Ma per capire veramente quanto successo occorre considerare un contesto molto più ampio, che comprende questioni interne alla Francia (tra cui non ultime, a partire dai fatti di cronaca, la libertà di credo e il rapporto della società francese con la minoranza musulmana), questioni geopolitiche che coinvolgono diversi Paesi europei e non, e questioni interne alla Turchia e al mondo islamico.
Prendiamola alla larga e consideriamo quello che negli ultimi mesi è accaduto al largo delle coste anatoliche e delle isole del Dodecaneso. La disputa di lunga data tra Grecia e Turchia per le acque territoriali e il loro sfruttamento energetico ha avuto di recente una recrudescenza. In séguito alla stipula dell’accordo sulle acque tra Tripoli e la Sublime Porta di circa un anno fa, la Turchia si è vista riconosciuta dalla controparte una vasta area marina in competizione con la Grecia, e questo ha significato di conseguenza il decisivo supporto turco al Governo di Accordo Nazionale di Tripoli e il rovesciamento delle sorti della guerra civile libica (arrivata ora a un cessate il fuoco, sembra, definitivo) che ha tolto le castagne dal fuoco anche all’Italia.
Altra conseguenza è stata che Ankara ha cominciato a trattare quelle acque come fossero le proprie mandando navi a fare indagini geologiche, preludio alla ricerca e allo sfruttamento del gas, provocando l’irritazione della Grecia e di Cipro. In giugno sembrava che la mediazione della Cancelliera Merkel avesse distolto i turchi dal proseguire, ma poi l’accordo sulle acque territoriali tra Atene e il Cairo, del tutto analogo e in conflitto con quello turco-libico, ha riaperto il dissidio. A questo va aggiunto un incidente in estate con una nave francese impegnata nella missione europea di pattugliamento Irini, minacciata da un vascello militare turco con un segnale luminoso che i francesi si sono legati al dito, nonché vari altri episodi che vanno annoverati tra gli sgarbi reciproci.
Ciò che va sottolineato è che la Francia si è sùbito posta a difesa degli interessi greco-ciprioti in asse con Egitto, Haftar, Israele ed Emirati, promuovendo esercitazioni congiunte a largo di Creta. La Germania invece ha mantenuto una posizione mediana per i suoi storici legami con la Turchia, e anche l’Italia – pur partecipando all’esercitazione franco-greca – ha allo stesso tempo partecipato a un’esercitazione con Ankara, per salvaguardare noti interessi energetici e di sicurezza nel Mediterraneo orientale e in Libia. Ciononostante anche il Presidente del Consiglio – in merito alle ultime affermazioni sulla salute mentale di Macron – ha dovuto prendere le parti del Capo di Stato francese, augurandosi che la cooperazione positiva messa in piedi con la Sublime Porta non venga meno. Il nodo sta proprio nel prossimo Consiglio dei Capi di Stato e di Governo, che dovrebbe decidere quale linea intraprendere nei confronti turchi e se mettere sanzioni, esito comunque improbabile vista la contrarietà di Berlino e già fallito a settembre.

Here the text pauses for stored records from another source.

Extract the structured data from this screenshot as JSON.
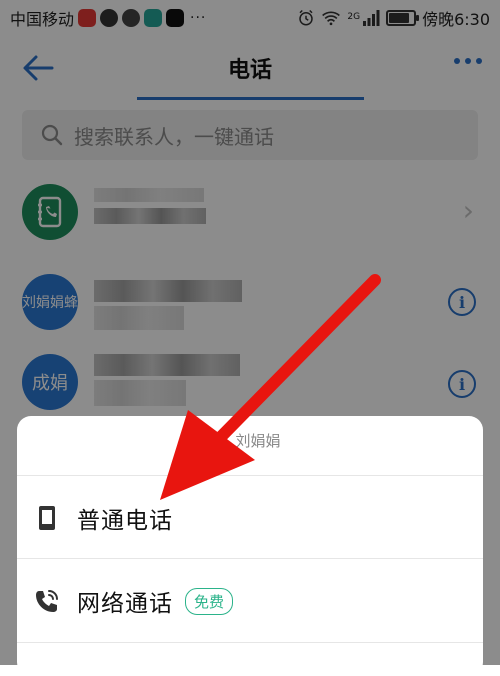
{
  "statusbar": {
    "carrier": "中国移动",
    "dots": "···",
    "network": "2G",
    "time": "傍晚6:30",
    "battery_level": 0.75,
    "app_icon_colors": [
      "#e53935",
      "#333333",
      "#444444",
      "#26a69a",
      "#111111"
    ]
  },
  "header": {
    "title": "电话",
    "back_icon": "arrow-left-icon",
    "more_icon": "more-dots-icon"
  },
  "search": {
    "placeholder": "搜索联系人，一键通话",
    "icon": "search-icon"
  },
  "contacts": [
    {
      "avatar_text": "",
      "avatar_color": "#1e8f5d",
      "avatar_icon": "contacts-book-icon",
      "action": "chevron-right"
    },
    {
      "avatar_text": "刘娟娟蜂",
      "avatar_color": "#2a78d4",
      "action": "info"
    },
    {
      "avatar_text": "成娟",
      "avatar_color": "#2a78d4",
      "action": "info"
    }
  ],
  "chevron_glyph": "›",
  "info_glyph": "i",
  "sheet": {
    "caption": "刘娟娟",
    "options": [
      {
        "label": "普通电话",
        "icon": "phone-device-icon",
        "badge": ""
      },
      {
        "label": "网络通话",
        "icon": "voip-call-icon",
        "badge": "免费"
      }
    ]
  },
  "colors": {
    "accent": "#2a6fc7",
    "free_badge": "#2bb38a",
    "arrow": "#e8150f"
  }
}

Per mettere a fuoco meglio la strategia turca bisogna guardare anche a cosa succede più a Est. Oltre a intervenire direttamente per risolvere l’instabilità in Libia, Ankara dapprima è intervenuta in Siria e ora sta arbitrando il conflitto territoriale tra Armenia e Azerbaigian soccorrendo direttamente gli amici azeri. Va ricordato che mentre questi sono musulmani, gli armeni sono cristiani e “protetti” dalla Francia, anche qui in aperto contrasto con Ankara dunque. Il Governo turco ha poi provveduto a trasformare la ex Basilica di Santa Sofia, simbolo della cristianità tutta, in moschea; si è dichiarato paladino dei palestinesi – abbandonati da quasi tutti i Paesi arabi – minacciati dal Piano di annessione israelo-statunitense. Non è difficile dedurre da questi elementi la strategia politica di Erdoğan all’interno della Umma, che è quindi anche una strategia di primato religioso.
Ѐ interessante notare come la nostra opinione pubblica, oltre alle cancellerie europee, si sia schierata rispetto agli ultimissimi sviluppi, con alcuni dei più atlantisti come David Carretta critici verso la presa di posizione abbastanza netta (ma aperta al dialogo) di Giuseppe Conte, e quasi più vicini al Presidente francese che al nostro. La stessa Presidente della Comunità Ebraica di Roma, Ruth Dureghello, ha stigmatizzato fortemente le parole di Erdoğan rispetto al paragone con gli ebrei perseguitati, invitando il Premier a prendere una posizione più decisa. Tra i giudizi più duri vanno annoverati sicuramente quelli dell’olandese Mark Rutte e dell’austriaco Sebastian Kurz, mentre il più equilibrato è stato certamente il Premier maltese Robert Abela: «non possiamo permettere che una guerra di parole renda il mondo molto peggiore»; «speriamo che un dialogo possa ripartire al più presto». Da notare invece che la stampa cattolica italiana ha perlopiù evitato di trattare la questione.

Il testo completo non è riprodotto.